The Assam government has demolished the homes of 1,400 Muslim families of Bengali origin from nearly 1,157 acres of government land in Dhubri district to make way for a solar power project, District Magistrate Dibakar Nath told Scroll on Tuesday.

The Assam Power Distribution Company Limited, which is heading the project, has already been allotted the land, Nath added.

Residents affected by the demolitions told Scroll that nearly 10,000 Bengali-origin Muslims, who had been living in the area for at least three to four decades, were displaced from Chirakuta 1 and 2, Charuakhara Jungle Block and Santeshpur villages under the Chapar revenue circle in Dhubri.

“These are erosion-hit people who lost their ancestral homes due to the Brahmaputra,” Towfique Hussian, a resident, told Scroll.

On March 30, the district administration submitted a proposal to convert the Village Grazing Land, a category of government land designated for cattle grazing, for the solar power project, according to minutes of a district-level land advisory meeting held on April 2.

The Assam Power Distribution Company Limited had acquired around 1,289 acres of government land for the plant.

According to the district administration, it had issued eviction notices in advance and made daily public announcements asking residents to vacate and dismantle their homes before Sunday.

Police personnel and bulldozers began arriving at the eviction sites on Monday.

“Many of the residents have already moved their belongings out of fear…Everyday people were moving,” Hussian said. “Those who did not move earlier, their homes were demolished on Tuesday.”

Some residents protested against the eviction drive and threw stones at the bulldozers, damaging three of them. The police lathi-charged the protesters.

Akhil Gogoi, independent MLA and chief of Raijor Dal, arrived at the eviction site on Tuesday. He told those displaced that he would request Chief Minister Himanta Biswa Sarma to allot 165 acres for their rehabilitation.

Gogoi was subsequently detained by police for a brief period.

“This eviction is illegal and unconstitutional,” he later said. “The matter is pending before the Gauhati High Court. The Himanta Biswa Sarma government is demolishing homes unlawfully.”

Gogoi claimed that such evictions were being conducted against Muslims to capture Hindu votes. “The BJP [Bharatiya Janata Party] government is targeting the minorities just because they are Muslims,” he added.

Later in the day, Sarma said the state government will carry out another eviction drive on July 10 in the Paikar area, a reserved forest area in Goalpara district.

“Our aim is clear the encroached land and use them for the public,” the chief minister told reporters. “We are with the indigenous people of Assam while Akhil Gogoi stands for a particular community. That's our poltical ideology. We will keep doing our work.”
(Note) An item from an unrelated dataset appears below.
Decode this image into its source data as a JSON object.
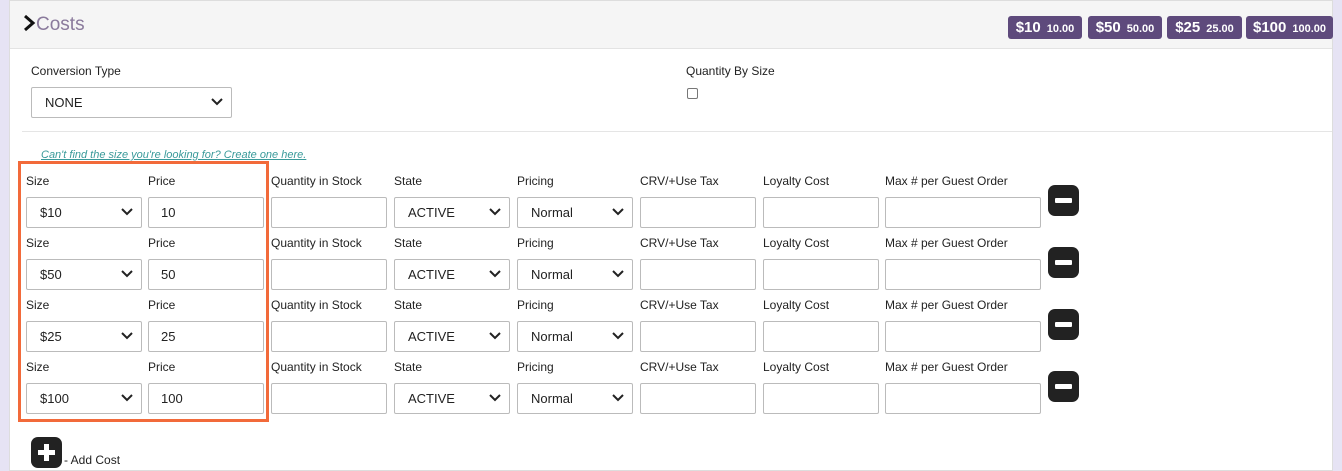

About 400 residents from the Charuabakhra Jangal Block village, who were living on the government land after losing their homes due to erosion caused by the Brahmaputra river, had moved the Gauhati High Court against the eviction notices in April.

The residents said that the action of the district authorities violated the judgement laid down by the Supreme Court in November.

The case is still pending in the High Court.

In November, the Supreme Court had held as illegal the practice of demolishing properties of persons accused of crimes as a punitive measure. It added that processes must be followed before removing allegedly illegal encroachments.

This is the fourth major eviction carried out in the last 30 days.

On June 16, Goalpara authorities demolished the homes of 690 families, all of them belonging to Bengali-origin Muslims, who were living on an allegedly encroached land in the Hasila Beel, a wetland.

The families told Scroll that many of them were living in the area before it was declared a wetland.

Ninety-three families of Bengali-origin Muslims were evicted on June 30 in Assam’s Nalbari district during an anti-encroachment drive on nearly 150 acres of village grazing reserve land in the Barkhetri revenue circle.

On Thursday, around 220 families were evicted during an anti-encroachment drive in upper Assam’s Lakhimpur district. The district authorities said the families were living on 77 acres of land at four locations, including three Village Grazing Reserves.

Since the BJP came to power in Assam in 2016, more than 10,620 families – the majority of them Muslim – have been ousted from government land, between 2016 and August 2024, according to data provided by the state revenue and disaster management department.